Optional Features - SeanTater/uncc2014watsonsim GitHub Wiki
Watsonsim can also use a few features that we don't include on the front page, mostly in order to make installation less daunting:
Indri local search
Indri is a large part of the Watsonsim architecture and we enable this feature. It's disabled by default because the native library can be difficult to setup. But if you can, enable it. It will greatly improve accuracy (although it comes at a serious speed cost).
- Indri search library (native), needs to be compiled with SWIG and Java, afterward copy the libindri_jni.* into uncc2014watsonsim/lib
- To skip this step, set
indri_enabled = true
in config.properties.
Bing web search
Bing has a significant influence on the recall of the simulator because it has access to vastly more data than we can upload and distribute. Keep in mind queries are limited to 5000 per month for free accounts.
To install it:
- Copy config.properties.sample to config.properties
- Create an Azure account and sign up for Bing, put the API key the right variable in the config.
Google web search
Google web search development was discontinued several months ago but it may yet revive.
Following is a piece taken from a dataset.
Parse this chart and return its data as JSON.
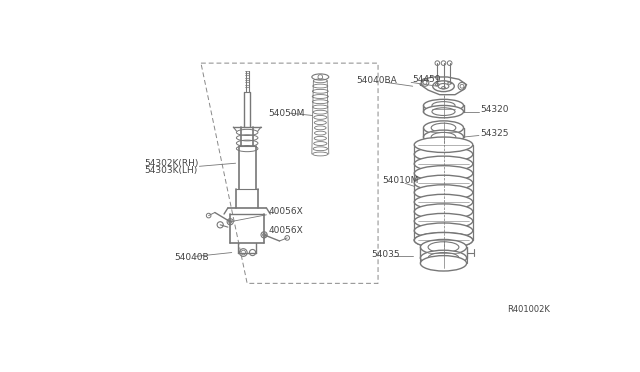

The reason was just the very low burst rate for the query quota: 100 per day. So it would take us 70 days to complete a testing/training run, whereas with Bing we can (luckily) complete it in a day or two as long as it straddles a month boundary. In the past you would do the following but it is not likely to work right now:
- Make a new Google cloud app, and put the name in the config
- Enable the Custom Search API, create a server public API key, and paste it into the config
- Make your own custom search engine
- Choose "Search any site" (but you have to pick a domain, maybe wikipedia.org would be good)
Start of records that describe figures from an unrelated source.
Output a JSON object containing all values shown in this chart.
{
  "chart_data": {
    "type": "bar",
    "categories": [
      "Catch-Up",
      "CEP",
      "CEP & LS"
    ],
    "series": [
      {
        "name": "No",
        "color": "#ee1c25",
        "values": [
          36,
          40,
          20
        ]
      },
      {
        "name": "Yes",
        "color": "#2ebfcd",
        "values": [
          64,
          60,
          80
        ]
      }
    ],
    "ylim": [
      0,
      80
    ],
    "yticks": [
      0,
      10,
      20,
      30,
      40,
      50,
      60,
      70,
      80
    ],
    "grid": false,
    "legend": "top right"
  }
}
- Edit the custom search you just made. In "Sites to search", change "Search only included sites" to "Search the entire web but emphasize included sites"
- Get the search engine ID, put it in the config
Additional scripts
Some of our scripts are written in Python and are there more for reference than public use. For the scripts, which you do not need for simple queries, you should install the following:
- Python 2.6+
- psycopg2, which you can install with
pip install psycopg2
, or as python-psycopg2 in ubuntu and fedora